Эта легкость поражала Дионисио, когда после бессонной ночи он приходил на занятия и сообщал ученикам, что сегодня вновь расскажет о муре, сыплющейся из трещин в основании культуры, и муру эту следует понять, чтобы знать абсолютно точно, чему нельзя верить, и что ни при каких обстоятельствах нельзя воспринимать всерьез. Эта легкость зародила в нем подозрение, что он одержим, хотя и не чувствовал природной рефлекторной непокорности. Прежде, если кто-то советовал: «Поешь, ты же голоден», – он сразу ощущал, что сыт. В армии капрал, бывало, говорил: «Вычисти винтовку, педрила, или будешь у меня нужник драить», – и Дионисио отправлялся драить нужник, лишь бы не подчиняться приказу, а когда капрал говорил: «Да вычисти же ее, сукин сын, а то капитану доложу», – Дионисио тотчас шел к капитану сам и докладывал, что в стволе его оружия нагар, господин капитан, и нитки от протирки, господин капитан, а это опасно, господин капитан, потому что если завтра случится вторжение Советов, господин капитан, а все вокруг полагают, что так оно и будет, господин капитан, тогда пуля застрянет в стволе и оторвет мне яйца, господин капитан, и станет на одного бесполезного солдата больше, господин капитан, который не сможет противостоять варварам-коммунякам, кто, как нам известно, господин капитан, идет разрушить цивилизацию; капитан вздыхал и отправлял его на гауптвахту, а затем подслушивал под дверью, как Дионисио стреляет сигаретку и рассказывает байки караульным, которые должны были устроить ему веселую жизнь, и капитан отправлялся писать очередное пространное письмо тогда еще бригадному генералу Хернандо Монтес Coca, что наследник неисправим, а затем разговаривал с капралом, и тот умолял перевести Дионисио в другой взвод, никаких сил уже нету, господин капитан, и он пагубно влияет на всю роту и вообще, насколько я знаю, господин капитан, на целый батальон.

Дионисио часто приходило в голову, что он вроде почетного командира полка – пользуется уважением, но не имеет власти; истинный полководец – Фульгенсия Астиз, а Главнокомандующий вдали от передовой, как это водится у Главнокомандующих. Еще он сравнивал себя со знаменем полка – ему отдают честь, его хранят в полковой часовне и спорят за почетное право надраить серебряный наконечник и протереть древко черного дерева.

Но все это не забавляло Дионисио, как позабавило бы прежде, не внушало мысли, что он утратил независимость, и ни на секунду не вызывало чувства вины.

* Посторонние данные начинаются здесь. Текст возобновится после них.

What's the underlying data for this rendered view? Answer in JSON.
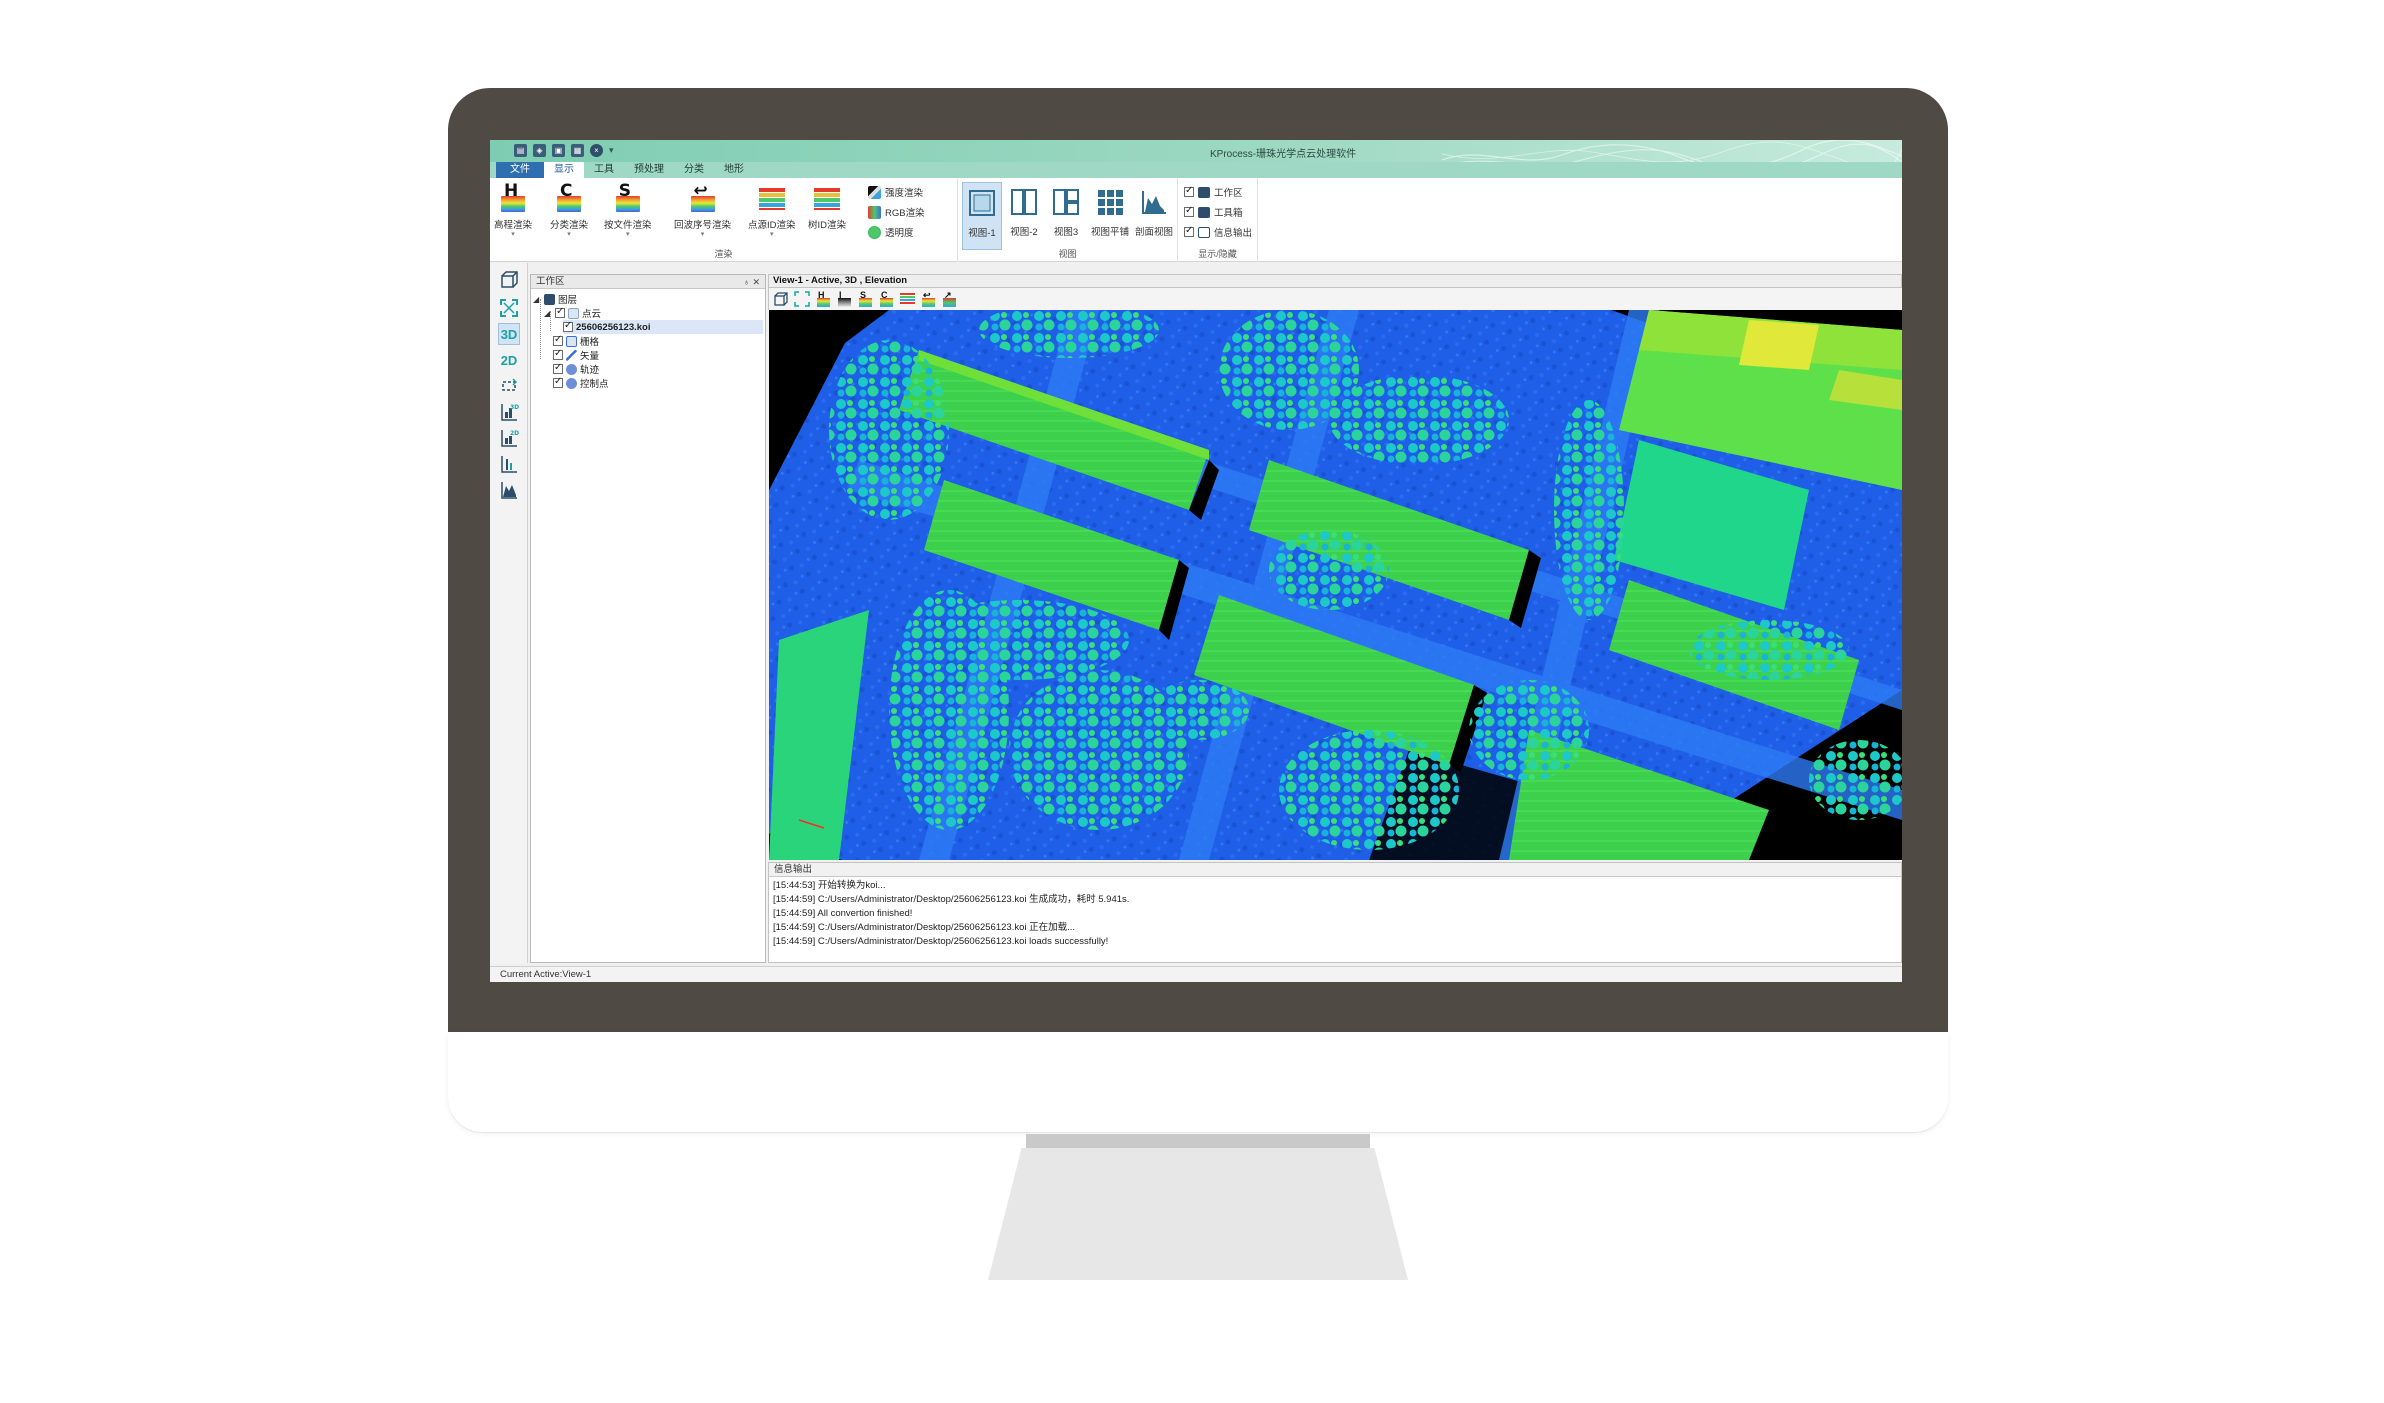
{
  "app": {
    "title": "KProcess-珊珠光学点云处理软件"
  },
  "tabs": [
    {
      "label": "文件"
    },
    {
      "label": "显示"
    },
    {
      "label": "工具"
    },
    {
      "label": "预处理"
    },
    {
      "label": "分类"
    },
    {
      "label": "地形"
    }
  ],
  "ribbon": {
    "render_group": {
      "label": "渲染",
      "buttons": [
        {
          "label": "高程渲染",
          "letter": "H"
        },
        {
          "label": "分类渲染",
          "letter": "C"
        },
        {
          "label": "按文件渲染",
          "letter": "S"
        },
        {
          "label": "回波序号渲染",
          "letter": "↩"
        },
        {
          "label": "点源ID渲染",
          "letter": ""
        },
        {
          "label": "树ID渲染",
          "letter": ""
        }
      ],
      "small": [
        {
          "label": "强度渲染"
        },
        {
          "label": "RGB渲染"
        },
        {
          "label": "透明度"
        }
      ]
    },
    "view_group": {
      "label": "视图",
      "buttons": [
        {
          "label": "视图-1"
        },
        {
          "label": "视图-2"
        },
        {
          "label": "视图3"
        },
        {
          "label": "视图平铺"
        },
        {
          "label": "剖面视图"
        }
      ]
    },
    "show_group": {
      "label": "显示/隐藏",
      "items": [
        {
          "label": "工作区",
          "checked": true
        },
        {
          "label": "工具箱",
          "checked": true
        },
        {
          "label": "信息输出",
          "checked": true
        }
      ]
    }
  },
  "toolbar_left": {
    "label_3d": "3D",
    "label_2d": "2D"
  },
  "workspace": {
    "title": "工作区",
    "pin": "♁ ✕",
    "tree": {
      "root": "图层",
      "cloud": "点云",
      "file": "25606256123.koi",
      "raster": "栅格",
      "vector": "矢量",
      "track": "轨迹",
      "control": "控制点"
    }
  },
  "view": {
    "header": "View-1 - Active, 3D , Elevation"
  },
  "info": {
    "title": "信息输出",
    "lines": [
      "[15:44:53]  开始转换为koi...",
      "[15:44:59] C:/Users/Administrator/Desktop/25606256123.koi 生成成功，耗时 5.941s.",
      "[15:44:59] All convertion finished!",
      "[15:44:59] C:/Users/Administrator/Desktop/25606256123.koi 正在加载...",
      "[15:44:59] C:/Users/Administrator/Desktop/25606256123.koi loads successfully!"
    ]
  },
  "status": {
    "text": "Current Active:View-1"
  },
  "colors": {
    "titlebar": "#8fd4bd",
    "file_tab": "#2f6fb0",
    "bezel": "#4f4b44",
    "ground_blue": "#1f5ee6",
    "roof_green": "#35d35a",
    "tree_cyan": "#1fc8c8"
  }
}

По прошествии времени женщины, решившие остаться в Ипасуэно, те, что разъехались по домам искать мужей, и те, что отправились с Дионисио и Аурелио в Кочадебахо де лос Гатос, произвели на свет двадцать девять чад. Шестнадцать детей станут женщинами с необычным именем Аника. Тринадцать – коренастыми, точно индейцы, мужчинами с поразительно голубыми глазами графа Помпейо Ксавьера де Эстремадуры. Все мальчики будут носить на шее наследственный отпечаток веревки и шестисантиметровый рубец от ножа.

53. Танец огня (7)

– Как твое имя? – спросил Дионисио.

– Лазаро, господин.

Дионисио удивился и не сразу понял.

– Как твое настоящее имя?

– Прокопио, господин.

– Пойдем со мной, Прокопио, – Дионисио нагнулся и поддержал Лазаро за локоть, помогая встать.

Услышав, как Дионисио спрашивает у Лазаро подлинное имя, зеваки в толпе тотчас сообразили, что затевается чудо – иначе для чего подлинное имя узнавать? Они уже было пристроились, но Дионисио оглянулся и раздраженно сказал:

– Рог el amor de Dios,[48] идите своей дорогой и оставьте нас в покое.

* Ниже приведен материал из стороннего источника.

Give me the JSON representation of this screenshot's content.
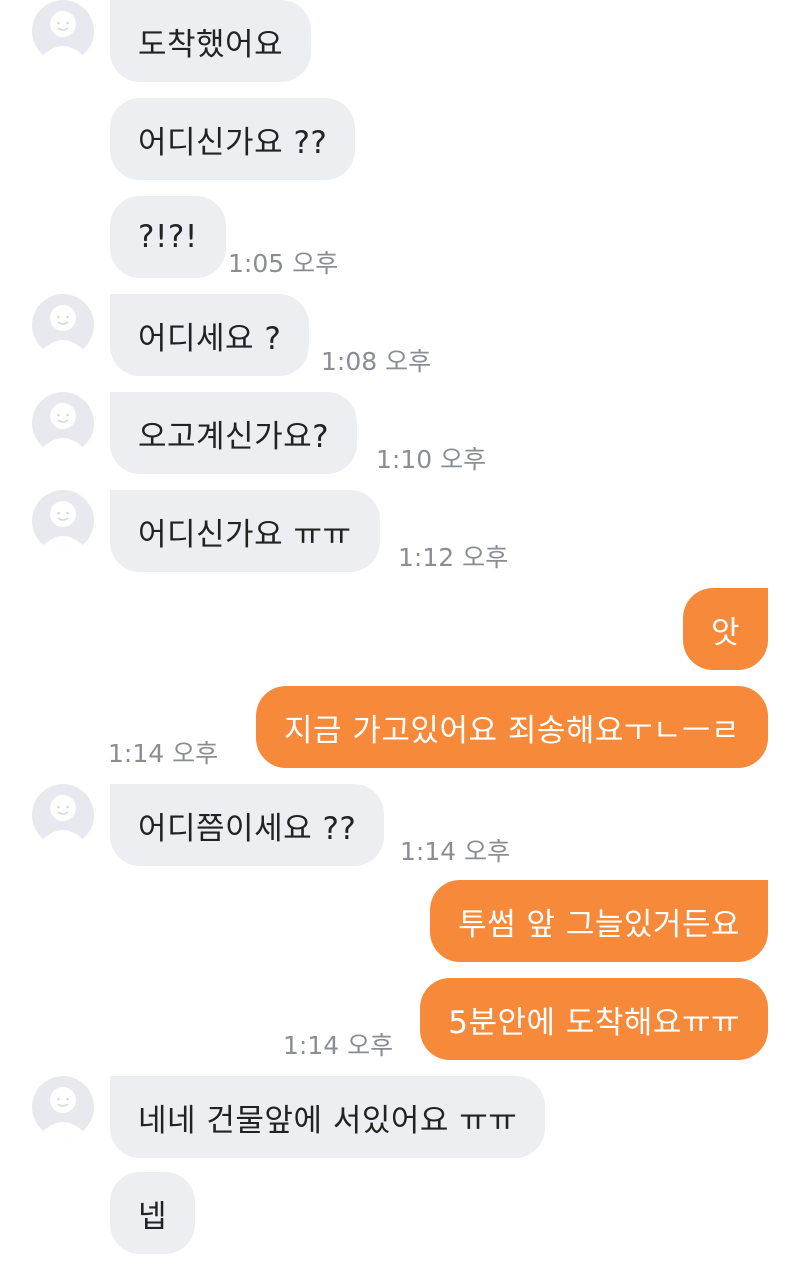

Зевакам вдруг показалось, что ягуары сегодня уж больно свирепы на вид и, если не послушаться, Дионисио Виво, чего доброго, сделает так, что все на фиг облысеют. Толпа остановилась и мрачно проводила взглядом уходящую пару.

В больнице медсестра с одного взгляда определила, что за болезнь у Лазаро. Эта женщина, неотзывчивая, уродливая, мрачная и волосатая, в деле своем тем не менее разбиралась и знала, где свериться, если ее диагноз ошибочен. Заглянув в «Руководство для среднего медицинского персонала по характерным диагнозам», она исключила пахидермопериостоз, малоберцовую мышечную атрофию, лейшманиоз, гранулему, эритему, саркому Капоши, саркоидоз, третичный сифилис, слизистый отек и все остальное, что приходило в голову. Проверка привела к однозначному выводу.

– Это лепроматозная проказа, – объявила сестра.

Она взяла соскобы слизистой, провела кожную биопсию, биопсию нерва, тест на гистамин, анализ потовых выделений и, к своему изумлению, обнаружила, что имевшиеся в огромном количестве бациллы мертвы. Сестра оторвалась от микроскопа и сказала:

– То ли вас уже вылечили, то ли это какая-то ремиссия. Другого объяснения нет.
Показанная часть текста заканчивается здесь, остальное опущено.